On imaging, UIP usually presents with a lung volume loss and a craniocaudal gradient of peripheral septal thickening, bronchiectasis, and honeycombing.
This article will focus solely on the UIP pattern as a radiological or histopathological descriptor, for further discussion in the clinical aspects, please refer to the parental article on the specific underlying clinical diagnosis (e.g. IPF).
In the past, the term usual interstitial pneumonia was used synonymously with IPF. However more recently the term idiopathic pulmonary fibrosis has been applied solely to the clinical syndrome associated with the morphologic pattern of UIP, with the specific exclusion of entities such as non-specific interstitial pneumonia (NSIP) and desquamative interstitial pneumonia (DIP) 1.
The histological diagnosis of UIP is based on temporal and spatial heterogeneity, which is the identification of fibrotic lesions at different stages (fibroblastic infiltrates, mature fibrosis, and honeycombing) within the same biopsy specimen and architectural distortion. Honeycombing, particularly if it involves more than 5% of the lung volume, is an almost 100% specific finding. On a typical biopsy, there are areas of normal lung alternating with interstitial fibrosis and honeycombing. The distribution of UIP characteristically is with an apicobasal gradient with basal and peripheral (subpleural) predominance, although it is often patchy.
Inflammation is absent or mild and mostly limited to the areas of honeycombing 1-12.
UIP pattern of ILD can be seen in idiopathic pulmonary fibrosis or secondary to underlying systemic diseases.

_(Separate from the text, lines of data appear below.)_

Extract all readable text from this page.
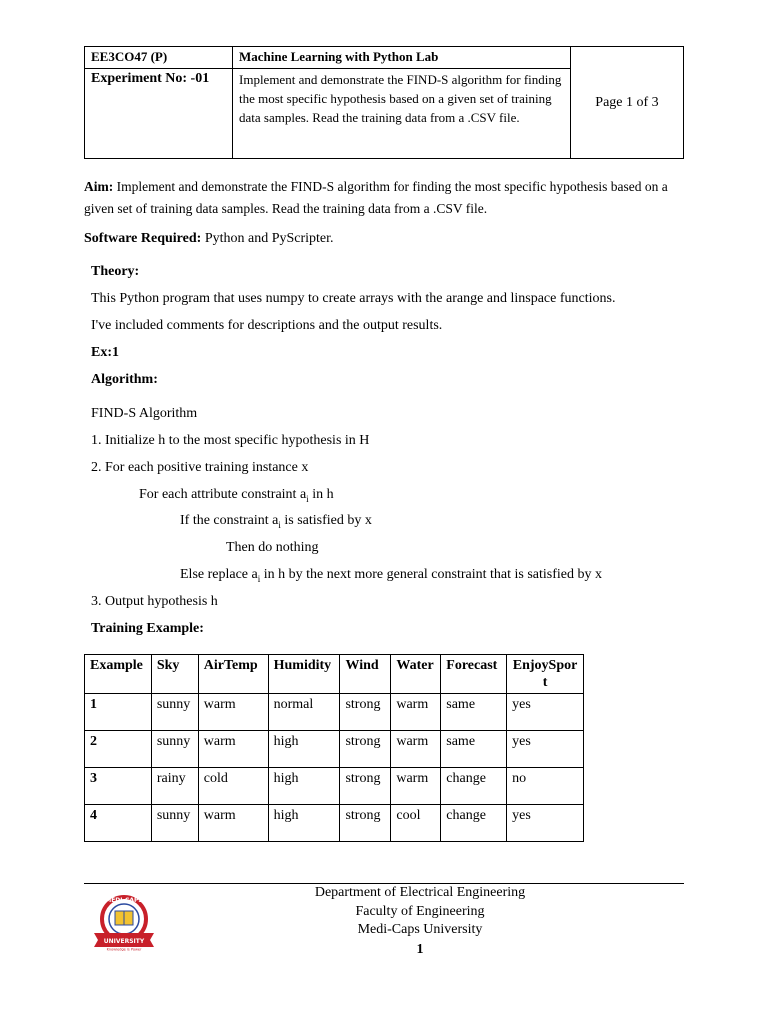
EE3CO47 (P)	Machine Learning with Python Lab	Page 1 of 3
Experiment No: -01	Implement and demonstrate the FIND-S algorithm for finding the most specific hypothesis based on a given set of training data samples. Read the training data from a .CSV file.	

Aim: Implement and demonstrate the FIND-S algorithm for finding the most specific hypothesis based on a given set of training data samples. Read the training data from a .CSV file.

Software Required: Python and PyScripter.

Theory:

This Python program that uses numpy to create arrays with the arange and linspace functions.

I've included comments for descriptions and the output results.

Ex:1

Algorithm:

FIND-S Algorithm

1. Initialize h to the most specific hypothesis in H

2. For each positive training instance x

For each attribute constraint $a_i$ in h

If the constraint $a_i$ is satisfied by x

Then do nothing

Else replace $a_i$ in h by the next more general constraint that is satisfied by x

3. Output hypothesis h

Training Example:

Example	Sky	AirTemp	Humidity	Wind	Water	Forecast	EnjoySport
1	sunny	warm	normal	strong	warm	same	yes
2	sunny	warm	high	strong	warm	same	yes
3	rainy	cold	high	strong	warm	change	no
4	sunny	warm	high	strong	cool	change	yes
MEDI-CAPS
UNIVERSITY
Knowledge is Power
Department of Electrical Engineering
Faculty of Engineering
Medi-Caps University
1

These would include:
- connective tissue disorders
- rheumatoid arthritis: UIP is considered to be the dominant pattern in those with rheumatoid arthritis who have concurrent interstitial lung disease 3
- systemic sclerosis (scleroderma): either a UIP or NSIP (commoner) pattern 4
- polymyositis/dermatomyositis: a UIP, NSIP, or COP pattern 4
- mixed connective tissue disease: either a UIP or NSIP pattern 4
- asbestos-related interstitial lung disease: asbestosis 1
- chronic hypersensitivity pneumonitis
- medications/drug toxicity: amiodarone lung
- Hermansky-Pudlak syndrome (very rare)
In practice, the diagnosis is usually made in a multidisciplinary approach involving chest physicians, radiologists and pathologists with expertise in interstitial lung disease (ILD) 12.
Plain film features are non-specific. While chest radiographs can be even normal in patients with very early disease, in advanced disease, it may show decreased lung volumes and basal fine to coarse reticulation. Usually, due to the more extensive involvement of the lower lobes, the major fissure is shifted inferiorly which is best seen on the lateral chest radiograph.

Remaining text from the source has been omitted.